While these deals give OpenAI access to a large variety of long-form text to train ChatGPT, graduate analyst at GlobalData Emma Christy explained the symbiotic nature of licensing journalists’ work.
“Licensing partnerships between AI developers and news publishers, such as that between the Financial Times and OpenAI, can only be positive for the future of AI chatbots and AI ethics,” said Christy.
“It is important that news publishers are renumerated fairly by AI developers for the use of their materials,” she added.
“Access to real-time, high-quality news articles for training will in turn ensure chatbots are trained on reliable sources. Such partnerships, both now and in the future, will help to reduce both lawsuits and friction in integrating AI across industries,” Christy said.
Despite its licensing deals, OpenAI has continued to face backlash from news publishers.
In January 2024, the New York Times (NYT) sued OpenAI accusing it of using “millions” of NYT articles to train ChatGPT non-consensually, stating that ChatGPT’s responses often copied out text from the NYT’s articles verbatim.
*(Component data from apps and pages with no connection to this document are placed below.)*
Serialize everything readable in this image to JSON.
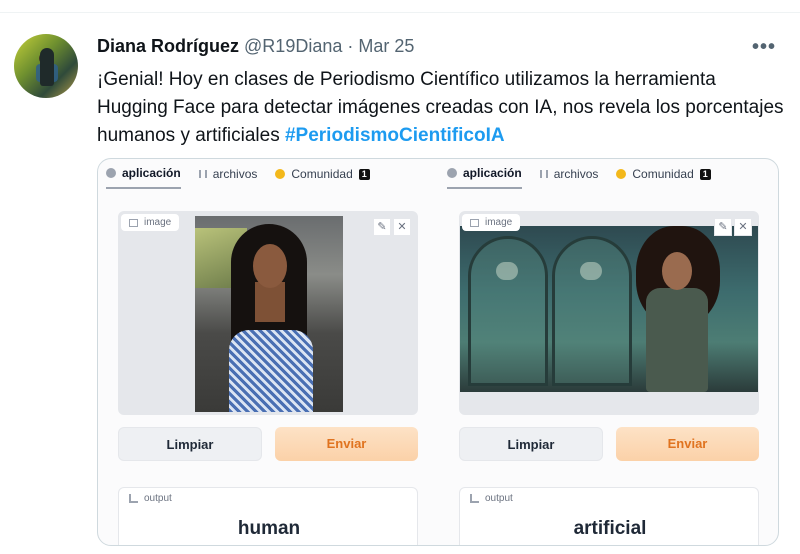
{
  "tweet": {
    "author_name": "Diana Rodríguez",
    "handle": "@R19Diana",
    "separator": "·",
    "date": "Mar 25",
    "more_icon": "more-horizontal-icon",
    "text": "¡Genial! Hoy en clases de Periodismo Científico utilizamos la herramienta Hugging Face para detectar imágenes creadas con IA, nos revela los porcentajes humanos y artificiales",
    "hashtag": "#PeriodismoCientificoIA"
  },
  "colors": {
    "link": "#1d9bf0",
    "submit_text": "#e0731f",
    "submit_bg": "#fbd1a8"
  },
  "panes": [
    {
      "tabs": [
        {
          "label": "aplicación",
          "icon": "app-icon",
          "active": true
        },
        {
          "label": "archivos",
          "icon": "files-icon"
        },
        {
          "label": "Comunidad",
          "icon": "community-icon",
          "badge": "1"
        }
      ],
      "image_label": "image",
      "edit_icon": "pencil-icon",
      "close_icon": "close-icon",
      "clear_label": "Limpiar",
      "submit_label": "Enviar",
      "output_label": "output",
      "result": "human"
    },
    {
      "tabs": [
        {
          "label": "aplicación",
          "icon": "app-icon",
          "active": true
        },
        {
          "label": "archivos",
          "icon": "files-icon"
        },
        {
          "label": "Comunidad",
          "icon": "community-icon",
          "badge": "1"
        }
      ],
      "image_label": "image",
      "edit_icon": "pencil-icon",
      "close_icon": "close-icon",
      "clear_label": "Limpiar",
      "submit_label": "Enviar",
      "output_label": "output",
      "result": "artificial"
    }
  ]
}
This was despite the fact that NYT’s articles are behind a paywall.
The NYT stated in the lawsuit that it was losing subscribers and ad revenue due to some of its content becoming available on ChatGPT.
Additionally, eight local daily US newspapers filed a lawsuit against OpenAI on 30 April alleging that their articles had also been used to train ChatGPT and that they had not been fairly paid for their work.
The newspapers, including the Chicago Tribune, Orlando Sentinel and Denver Post, stated that they had a legal right to be compensated for the use of their work by ChatGPT.
The executive editor of Media News Group and Tribune Publishing Newspapers, which own the affected papers, Frank Pine, said that OpenAI was stealing the work of journalists to build its business at the media’s expense.
“They pay their engineers and programmers, they pay for servers and processors, they pay for electricity, and they definitely get paid from their astronomical valuations,” Pine stated, “but they don’t want to pay for the content without which they would have no product at all. That is not fair use, and it is not fair. It needs to stop.”
Despite its recent and continuous legal trouble with news publishers, tech industry insiders believe that OpenAI’s licensing deals could save it from future copyright lawsuits.
Luke Budka, AI director at marketing tech company Definition, stated that he believed many more licensing deals would be signed by OpenAI. Budka explained that the deals could help OpenAI fight online misinformation generated by ChatGPT.
“AI companies want real-time training data so we will see more of these deals spring up,” he said.
“Not every publisher is going to get a deal though – they will need to be able to offer data the AI company won’t be able to get elsewhere,” he said.
“OpenAI has said users will start to get access to real-time news reporting globally, including attribution and links, in order to help combat disinformation in elections – so they need relationships that can help facilitate this,” he added.
Licensing deals could help OpenAI create transparency in its mass of training data, helping it easily trace the sources of information that have been used to create ChatGPT.
Sara Saab, VP of product at data platform Prolific, stated that OpenAI’s existing licensing deals marked a pivot in data provenance for AI chatbots and large language models.
“Data provenance is becoming increasingly vital in AI, highlighting the importance of transparently indicating where an AI model’s data originates in a reliable and trustworthy way,” said Saab.
Saab predicts that ethically sourced and well-compensated data will become a necessity for future AI tools.
“Facilitating the easier tracing of AI training data back to representative and diverse human groups is crucial, ensuring a broad spectrum of human experiences are captured in our AI systems,” Saab concluded.